Jonathan Danko Kielkowski is a German based photographer and artist. January 13 2016 marked the fourth anniversary of the sinking of the cruise ship Costa Concordia off the Tuscan holiday island of Giglio.
32 people died in the incident and the salvage and scrapping efforts are estimated to total in the range of $2 billion, in addition to the vessel’s $500 million value. It was the most expensive maritime wreck recovery in history.
Kielkowski has just published a book via www.whitepress.com. He swam out to the wreck of the Concordia before the scrapping of her was started.
His book documents moments in time of a destroyed cruiser and destroyed lives – five years ago, on January 13, 2012, Costa Concordia began to capsize after striking a rock off the coast of the island of Giglio. 32 people died.
Costa Concordia was a Concordia-class cruise ship built in 2004 and it was declared a total loss and later towed to the port of Genoa where scrapping the liner is now pretty much completed.

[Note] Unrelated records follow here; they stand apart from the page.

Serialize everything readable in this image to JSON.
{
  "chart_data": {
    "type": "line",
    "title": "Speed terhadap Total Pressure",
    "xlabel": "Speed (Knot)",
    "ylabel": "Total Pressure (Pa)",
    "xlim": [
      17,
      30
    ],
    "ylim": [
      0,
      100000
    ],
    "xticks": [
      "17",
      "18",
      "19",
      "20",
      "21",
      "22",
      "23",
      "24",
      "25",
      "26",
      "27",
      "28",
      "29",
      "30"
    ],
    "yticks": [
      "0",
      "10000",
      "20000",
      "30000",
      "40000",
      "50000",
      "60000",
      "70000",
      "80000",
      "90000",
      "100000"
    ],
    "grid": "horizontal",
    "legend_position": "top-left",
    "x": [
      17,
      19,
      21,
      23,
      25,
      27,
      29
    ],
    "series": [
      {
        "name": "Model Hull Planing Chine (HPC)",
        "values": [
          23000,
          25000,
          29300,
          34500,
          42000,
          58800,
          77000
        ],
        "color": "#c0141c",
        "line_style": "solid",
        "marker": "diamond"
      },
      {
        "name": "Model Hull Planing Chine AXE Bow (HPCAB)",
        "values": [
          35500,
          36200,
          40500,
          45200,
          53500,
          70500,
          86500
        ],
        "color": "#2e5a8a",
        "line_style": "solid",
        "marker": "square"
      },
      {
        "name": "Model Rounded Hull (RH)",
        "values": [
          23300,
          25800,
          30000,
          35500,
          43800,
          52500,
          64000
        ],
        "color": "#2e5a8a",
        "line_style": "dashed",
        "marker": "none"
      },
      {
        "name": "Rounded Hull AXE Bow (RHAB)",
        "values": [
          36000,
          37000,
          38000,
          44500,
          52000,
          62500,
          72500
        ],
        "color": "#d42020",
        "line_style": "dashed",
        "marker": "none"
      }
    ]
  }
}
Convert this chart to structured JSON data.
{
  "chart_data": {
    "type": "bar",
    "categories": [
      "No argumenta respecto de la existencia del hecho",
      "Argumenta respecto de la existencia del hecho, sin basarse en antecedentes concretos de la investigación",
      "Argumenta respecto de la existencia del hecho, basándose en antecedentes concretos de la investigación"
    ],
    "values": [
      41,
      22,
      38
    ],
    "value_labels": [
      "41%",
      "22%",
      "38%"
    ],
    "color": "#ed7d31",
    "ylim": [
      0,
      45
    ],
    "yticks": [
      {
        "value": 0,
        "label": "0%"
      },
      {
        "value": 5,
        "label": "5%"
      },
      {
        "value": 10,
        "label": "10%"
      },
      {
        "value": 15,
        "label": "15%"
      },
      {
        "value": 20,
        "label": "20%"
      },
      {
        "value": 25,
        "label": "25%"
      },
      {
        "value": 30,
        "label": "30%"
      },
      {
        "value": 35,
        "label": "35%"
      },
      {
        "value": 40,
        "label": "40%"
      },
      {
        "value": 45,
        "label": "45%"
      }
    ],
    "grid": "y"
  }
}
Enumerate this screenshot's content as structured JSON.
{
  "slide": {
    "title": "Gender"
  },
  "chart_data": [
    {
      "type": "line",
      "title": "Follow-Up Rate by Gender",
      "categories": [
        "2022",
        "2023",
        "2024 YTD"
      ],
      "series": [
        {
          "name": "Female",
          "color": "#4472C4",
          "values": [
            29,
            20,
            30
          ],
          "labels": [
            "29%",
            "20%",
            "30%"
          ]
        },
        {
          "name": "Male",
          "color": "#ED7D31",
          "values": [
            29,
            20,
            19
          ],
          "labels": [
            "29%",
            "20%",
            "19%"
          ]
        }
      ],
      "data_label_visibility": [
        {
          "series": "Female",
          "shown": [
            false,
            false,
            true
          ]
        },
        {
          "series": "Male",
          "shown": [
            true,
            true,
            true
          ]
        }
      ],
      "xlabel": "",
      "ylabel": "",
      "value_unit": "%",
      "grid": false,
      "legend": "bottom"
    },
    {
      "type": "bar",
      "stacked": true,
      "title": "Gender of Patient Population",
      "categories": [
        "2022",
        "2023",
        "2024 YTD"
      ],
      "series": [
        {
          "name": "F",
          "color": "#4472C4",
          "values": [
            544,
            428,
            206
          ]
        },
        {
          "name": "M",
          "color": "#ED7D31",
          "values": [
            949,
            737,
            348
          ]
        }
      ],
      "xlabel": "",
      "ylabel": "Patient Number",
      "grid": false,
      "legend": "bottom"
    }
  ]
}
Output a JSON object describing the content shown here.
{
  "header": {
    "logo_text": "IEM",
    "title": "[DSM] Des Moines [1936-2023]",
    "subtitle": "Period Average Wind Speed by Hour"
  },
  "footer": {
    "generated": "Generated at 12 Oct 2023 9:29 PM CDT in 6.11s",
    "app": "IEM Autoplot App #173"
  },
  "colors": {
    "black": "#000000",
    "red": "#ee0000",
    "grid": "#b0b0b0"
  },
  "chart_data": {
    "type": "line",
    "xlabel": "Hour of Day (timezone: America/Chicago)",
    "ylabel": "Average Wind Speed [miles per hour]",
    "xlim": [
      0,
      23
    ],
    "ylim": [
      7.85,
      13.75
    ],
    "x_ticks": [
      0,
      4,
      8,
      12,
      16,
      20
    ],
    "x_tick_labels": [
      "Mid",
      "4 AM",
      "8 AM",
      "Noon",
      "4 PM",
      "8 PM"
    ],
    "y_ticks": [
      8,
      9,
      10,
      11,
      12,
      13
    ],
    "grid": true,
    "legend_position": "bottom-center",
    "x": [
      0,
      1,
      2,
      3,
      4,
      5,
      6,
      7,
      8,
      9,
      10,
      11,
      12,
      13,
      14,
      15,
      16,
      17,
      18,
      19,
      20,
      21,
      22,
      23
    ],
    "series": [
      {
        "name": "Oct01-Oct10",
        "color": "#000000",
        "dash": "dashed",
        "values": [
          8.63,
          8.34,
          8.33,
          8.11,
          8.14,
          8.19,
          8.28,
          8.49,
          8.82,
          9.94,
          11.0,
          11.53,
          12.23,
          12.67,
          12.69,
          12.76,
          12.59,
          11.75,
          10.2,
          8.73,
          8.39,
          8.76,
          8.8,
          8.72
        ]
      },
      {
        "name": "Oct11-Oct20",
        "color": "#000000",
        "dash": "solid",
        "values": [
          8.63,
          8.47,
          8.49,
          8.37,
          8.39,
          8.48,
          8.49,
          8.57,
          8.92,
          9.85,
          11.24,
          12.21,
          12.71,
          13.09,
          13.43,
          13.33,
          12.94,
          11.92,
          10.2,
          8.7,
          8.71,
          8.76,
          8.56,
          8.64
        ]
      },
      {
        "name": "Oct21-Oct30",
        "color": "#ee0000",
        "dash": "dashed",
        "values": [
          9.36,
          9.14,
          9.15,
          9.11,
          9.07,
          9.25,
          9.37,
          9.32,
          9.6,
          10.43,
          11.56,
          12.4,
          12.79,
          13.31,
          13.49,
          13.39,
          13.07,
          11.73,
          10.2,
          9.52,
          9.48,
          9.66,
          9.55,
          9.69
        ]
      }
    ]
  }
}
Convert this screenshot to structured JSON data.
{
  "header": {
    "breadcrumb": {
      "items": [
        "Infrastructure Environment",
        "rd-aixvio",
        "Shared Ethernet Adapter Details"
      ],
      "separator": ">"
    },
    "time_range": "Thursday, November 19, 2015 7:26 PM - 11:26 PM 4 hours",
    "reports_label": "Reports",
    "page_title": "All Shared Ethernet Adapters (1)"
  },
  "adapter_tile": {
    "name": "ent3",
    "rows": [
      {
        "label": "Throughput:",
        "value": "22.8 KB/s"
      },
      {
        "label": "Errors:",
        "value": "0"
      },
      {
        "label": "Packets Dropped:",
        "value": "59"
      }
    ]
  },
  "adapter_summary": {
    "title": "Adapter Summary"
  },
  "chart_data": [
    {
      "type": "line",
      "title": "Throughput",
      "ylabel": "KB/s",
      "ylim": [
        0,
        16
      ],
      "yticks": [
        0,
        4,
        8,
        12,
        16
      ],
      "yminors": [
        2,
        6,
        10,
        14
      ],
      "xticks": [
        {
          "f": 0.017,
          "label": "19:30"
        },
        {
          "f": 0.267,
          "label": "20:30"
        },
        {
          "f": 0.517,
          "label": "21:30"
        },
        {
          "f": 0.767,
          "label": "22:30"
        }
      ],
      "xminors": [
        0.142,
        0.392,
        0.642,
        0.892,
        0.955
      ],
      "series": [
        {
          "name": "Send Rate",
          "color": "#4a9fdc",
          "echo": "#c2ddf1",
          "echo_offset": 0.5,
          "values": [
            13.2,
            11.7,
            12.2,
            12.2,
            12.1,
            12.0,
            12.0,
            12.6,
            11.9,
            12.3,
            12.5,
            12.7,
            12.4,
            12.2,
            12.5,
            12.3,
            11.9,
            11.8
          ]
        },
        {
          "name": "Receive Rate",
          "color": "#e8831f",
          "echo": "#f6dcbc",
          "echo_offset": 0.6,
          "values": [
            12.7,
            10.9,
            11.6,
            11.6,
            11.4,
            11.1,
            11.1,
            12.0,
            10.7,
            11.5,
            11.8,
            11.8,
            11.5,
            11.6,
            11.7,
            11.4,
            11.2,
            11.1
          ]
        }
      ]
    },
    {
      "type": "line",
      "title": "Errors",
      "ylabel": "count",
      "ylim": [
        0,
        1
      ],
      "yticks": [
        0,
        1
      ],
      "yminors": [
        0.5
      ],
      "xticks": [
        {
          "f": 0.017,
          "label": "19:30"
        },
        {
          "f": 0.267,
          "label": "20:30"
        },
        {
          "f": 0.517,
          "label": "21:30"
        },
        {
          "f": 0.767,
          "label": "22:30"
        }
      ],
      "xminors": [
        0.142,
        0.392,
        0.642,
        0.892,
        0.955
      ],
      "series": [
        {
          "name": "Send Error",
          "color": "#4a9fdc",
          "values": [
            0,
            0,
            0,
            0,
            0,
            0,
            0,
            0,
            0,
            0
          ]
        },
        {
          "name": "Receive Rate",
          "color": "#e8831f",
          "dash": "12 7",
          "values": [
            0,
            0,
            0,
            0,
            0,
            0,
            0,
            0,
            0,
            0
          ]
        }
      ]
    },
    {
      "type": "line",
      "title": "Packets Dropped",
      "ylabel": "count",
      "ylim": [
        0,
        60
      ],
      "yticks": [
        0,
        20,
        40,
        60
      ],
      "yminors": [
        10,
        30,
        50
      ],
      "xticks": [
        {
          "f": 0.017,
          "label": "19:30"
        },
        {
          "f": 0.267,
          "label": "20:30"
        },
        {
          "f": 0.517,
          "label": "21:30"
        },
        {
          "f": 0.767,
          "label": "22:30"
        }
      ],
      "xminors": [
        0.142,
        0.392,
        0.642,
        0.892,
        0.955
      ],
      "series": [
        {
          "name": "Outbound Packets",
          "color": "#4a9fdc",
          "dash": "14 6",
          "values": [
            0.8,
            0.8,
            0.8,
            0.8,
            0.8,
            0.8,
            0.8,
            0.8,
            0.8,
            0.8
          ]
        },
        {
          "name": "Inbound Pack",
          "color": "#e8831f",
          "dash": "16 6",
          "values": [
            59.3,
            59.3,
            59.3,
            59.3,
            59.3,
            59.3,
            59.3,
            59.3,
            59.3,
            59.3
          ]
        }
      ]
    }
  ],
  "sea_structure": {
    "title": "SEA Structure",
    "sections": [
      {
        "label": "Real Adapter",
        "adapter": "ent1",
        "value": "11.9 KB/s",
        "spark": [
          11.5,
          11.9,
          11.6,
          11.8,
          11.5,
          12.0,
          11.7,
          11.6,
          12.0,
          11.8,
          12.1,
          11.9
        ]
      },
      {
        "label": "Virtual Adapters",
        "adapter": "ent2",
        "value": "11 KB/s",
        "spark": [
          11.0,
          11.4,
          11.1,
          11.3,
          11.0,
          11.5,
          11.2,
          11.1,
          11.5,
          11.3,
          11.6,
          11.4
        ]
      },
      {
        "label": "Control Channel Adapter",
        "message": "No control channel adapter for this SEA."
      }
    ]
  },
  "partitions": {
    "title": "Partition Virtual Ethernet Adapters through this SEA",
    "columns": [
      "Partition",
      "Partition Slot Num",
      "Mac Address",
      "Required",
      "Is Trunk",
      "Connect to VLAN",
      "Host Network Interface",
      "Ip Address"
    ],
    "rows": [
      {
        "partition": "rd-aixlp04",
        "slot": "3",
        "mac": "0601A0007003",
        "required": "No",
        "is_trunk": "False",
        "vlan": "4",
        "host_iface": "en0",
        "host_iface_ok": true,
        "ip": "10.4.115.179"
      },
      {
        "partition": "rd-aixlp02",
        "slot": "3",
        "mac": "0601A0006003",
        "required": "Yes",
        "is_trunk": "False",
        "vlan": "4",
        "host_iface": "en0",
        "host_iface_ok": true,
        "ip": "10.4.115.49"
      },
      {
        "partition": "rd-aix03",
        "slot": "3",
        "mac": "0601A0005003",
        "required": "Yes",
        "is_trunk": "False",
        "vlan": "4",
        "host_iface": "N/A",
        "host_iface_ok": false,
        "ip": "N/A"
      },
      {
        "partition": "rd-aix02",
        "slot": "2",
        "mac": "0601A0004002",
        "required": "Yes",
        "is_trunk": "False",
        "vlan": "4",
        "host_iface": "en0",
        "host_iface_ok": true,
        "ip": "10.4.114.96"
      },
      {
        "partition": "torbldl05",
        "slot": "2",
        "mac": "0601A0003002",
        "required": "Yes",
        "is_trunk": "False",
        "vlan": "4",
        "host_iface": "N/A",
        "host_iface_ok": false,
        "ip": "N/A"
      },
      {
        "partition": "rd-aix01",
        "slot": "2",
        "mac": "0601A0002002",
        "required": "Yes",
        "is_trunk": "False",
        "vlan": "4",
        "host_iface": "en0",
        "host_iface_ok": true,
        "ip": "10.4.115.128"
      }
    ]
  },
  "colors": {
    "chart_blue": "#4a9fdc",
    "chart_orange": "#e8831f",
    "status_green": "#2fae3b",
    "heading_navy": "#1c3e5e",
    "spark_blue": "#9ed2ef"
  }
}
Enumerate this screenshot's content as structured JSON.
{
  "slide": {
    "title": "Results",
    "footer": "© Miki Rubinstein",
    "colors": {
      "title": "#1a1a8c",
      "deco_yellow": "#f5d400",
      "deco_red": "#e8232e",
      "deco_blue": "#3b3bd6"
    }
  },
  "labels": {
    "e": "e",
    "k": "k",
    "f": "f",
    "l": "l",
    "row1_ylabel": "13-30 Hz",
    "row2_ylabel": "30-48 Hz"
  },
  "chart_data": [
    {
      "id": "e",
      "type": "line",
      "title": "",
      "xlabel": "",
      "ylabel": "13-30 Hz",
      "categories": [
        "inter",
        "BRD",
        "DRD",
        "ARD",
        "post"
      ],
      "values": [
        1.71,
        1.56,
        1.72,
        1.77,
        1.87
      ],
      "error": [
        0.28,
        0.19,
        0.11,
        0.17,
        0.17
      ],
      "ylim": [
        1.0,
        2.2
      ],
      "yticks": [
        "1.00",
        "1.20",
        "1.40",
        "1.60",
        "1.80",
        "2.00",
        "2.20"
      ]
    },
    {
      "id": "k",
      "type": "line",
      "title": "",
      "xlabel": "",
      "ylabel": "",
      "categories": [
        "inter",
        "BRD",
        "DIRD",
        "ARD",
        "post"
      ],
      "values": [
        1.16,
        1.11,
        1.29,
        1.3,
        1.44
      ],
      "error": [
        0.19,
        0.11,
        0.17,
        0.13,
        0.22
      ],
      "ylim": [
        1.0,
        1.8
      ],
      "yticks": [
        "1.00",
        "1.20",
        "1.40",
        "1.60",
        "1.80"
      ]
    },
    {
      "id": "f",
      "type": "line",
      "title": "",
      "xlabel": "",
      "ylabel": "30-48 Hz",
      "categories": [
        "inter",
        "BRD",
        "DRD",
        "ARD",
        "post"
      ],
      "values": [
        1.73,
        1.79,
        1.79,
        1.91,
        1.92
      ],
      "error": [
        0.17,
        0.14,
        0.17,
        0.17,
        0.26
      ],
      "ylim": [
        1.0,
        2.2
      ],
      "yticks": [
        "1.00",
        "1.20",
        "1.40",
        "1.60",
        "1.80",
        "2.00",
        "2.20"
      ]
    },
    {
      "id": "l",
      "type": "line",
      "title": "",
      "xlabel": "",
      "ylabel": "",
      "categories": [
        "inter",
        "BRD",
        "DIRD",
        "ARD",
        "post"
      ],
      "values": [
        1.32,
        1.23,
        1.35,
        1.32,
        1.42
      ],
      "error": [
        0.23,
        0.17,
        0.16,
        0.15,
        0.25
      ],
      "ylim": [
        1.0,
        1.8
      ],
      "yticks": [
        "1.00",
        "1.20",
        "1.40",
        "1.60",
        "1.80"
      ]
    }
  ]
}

The search for the two still missing continued after the ship was uprighted on 17 September 2013. On 26 September 2013, unidentified remains were found near the central part of the ship, where they were last seen. The remains were to be subjected to DNA testing to determine their identity
On 13 January 2012 at about 9:45 p.m., in calm seas and overcast weather, under command of Captain Francesco Schettino, Costa Concordia struck a rock in the Tyrrhenian Sea just off the eastern shore of Isola del Giglio, on the western coast of Italy about 62 miles northwest of Rome.
This tore a 60 ft gash on the port side of her hull, which soon flooded parts of the engine room resulting in power loss to her propulsion and electrical systems.
Jonathans book is available via www.whitepress.com. You can also follow Jonathan on Facebook, Instagram and via his website jd-kielkowski.com
On 15 January 2013, the final two bodies were thought to have been located (those of a female passenger and male crew member), but reportedly could not be recovered, as their location near the stern made recovery inaccessible until the ship could be rotated. However, the companies performing the refloating operation denied any bodies had been found.
On 28 January, the 17th body, that of a female crew member, was recovered from a submerged part of the vessel.
Divers and firefighters continued to search for survivors who might have been trapped in the ship, and rescued a Korean newlywed couple trapped in a cabin two decks above the water line, and the ship’s purser, who had a broken leg.
He was later charged with failing to describe to maritime authorities the scope of the disasterand with abandoning incapacitated passengers. Costa Cruises offered compensation to passengers (to a limit of €11,000 a person) to pay for all damages, including the value of the cruise. One-third of the passengers took this offer. The company also at first offered to pay Captain Schettino’s legal costs, but later changed its position.
There were immediate fears of an ecological disaster, because the partially submerged wreck was in danger of slipping into much deeper water, with a risk of oil pollution that could have devastated the popular tourist zone.
Captain Schettino stated that, before approaching the island, he turned off the alarm system for the ship’s computer navigation system. “I was navigating by sight, because I knew those seabeds well. I had done the move three, four times.”
He told investigators that he saw waves breaking on the reef and turned abruptly, swinging the side of the hull into the reef. “I have to take responsibility for the fact that I made a judgment error.””This time I ordered the turn too late.”
With water flooding in and listing, the ship drifted back to Giglio Island where she grounded 550 yards north of the village of Giglio Porto.
Resting on her starboard side in shallow waters with most of her starboard side under water. Despite the gradual sinking of the ship, its complete loss of power, and its proximity to shore in calm seas, an order to abandon ship was not issued until over an hour after the initial impact.
Although international maritime law requires all passengers to be evacuated within 30 minutes of an order to abandon ship, the evacuation of Costa Concordia took over six hours and not all passengers were evacuated. Of the 3,229 passengers and 1,023 crew known to have been aboard, 32 died.
Between 14 and 30 January 2012, rescue divers searched within the ship for missing people. The head of the coast guard diving team described the conditions inside the ship, still perched on a 120 ft ledge, as “disastrous”.
The ship was righted on 17 September 2013, and on 24 October 2013 it was reported that DNA analysis of one body found earlier in the same month confirmed it was the body of missing Italian passenger Maria Grazia Trecarichi.
During a six-hour evacuation, most passengers were brought ashore. The search for missing people continued for several months, with all but two being accounted for.
The impact could be heard by passengers on board and caused a temporary power blackout when water flooded the engine room.
Without power, the ship drifted astern, listing heavily to starboard.
Costa Concordia drifted back and grounded near shore, then rolled onto her starboard side, lying in an unsteady position on a rocky underwater ledge.The captain, Francesco Schettino, ordered evacuation after an hour of drifting, during which the ship had started to list
Almost half of the ship remained above water, but it was in danger of sinking completely into a trough 230 ft deep.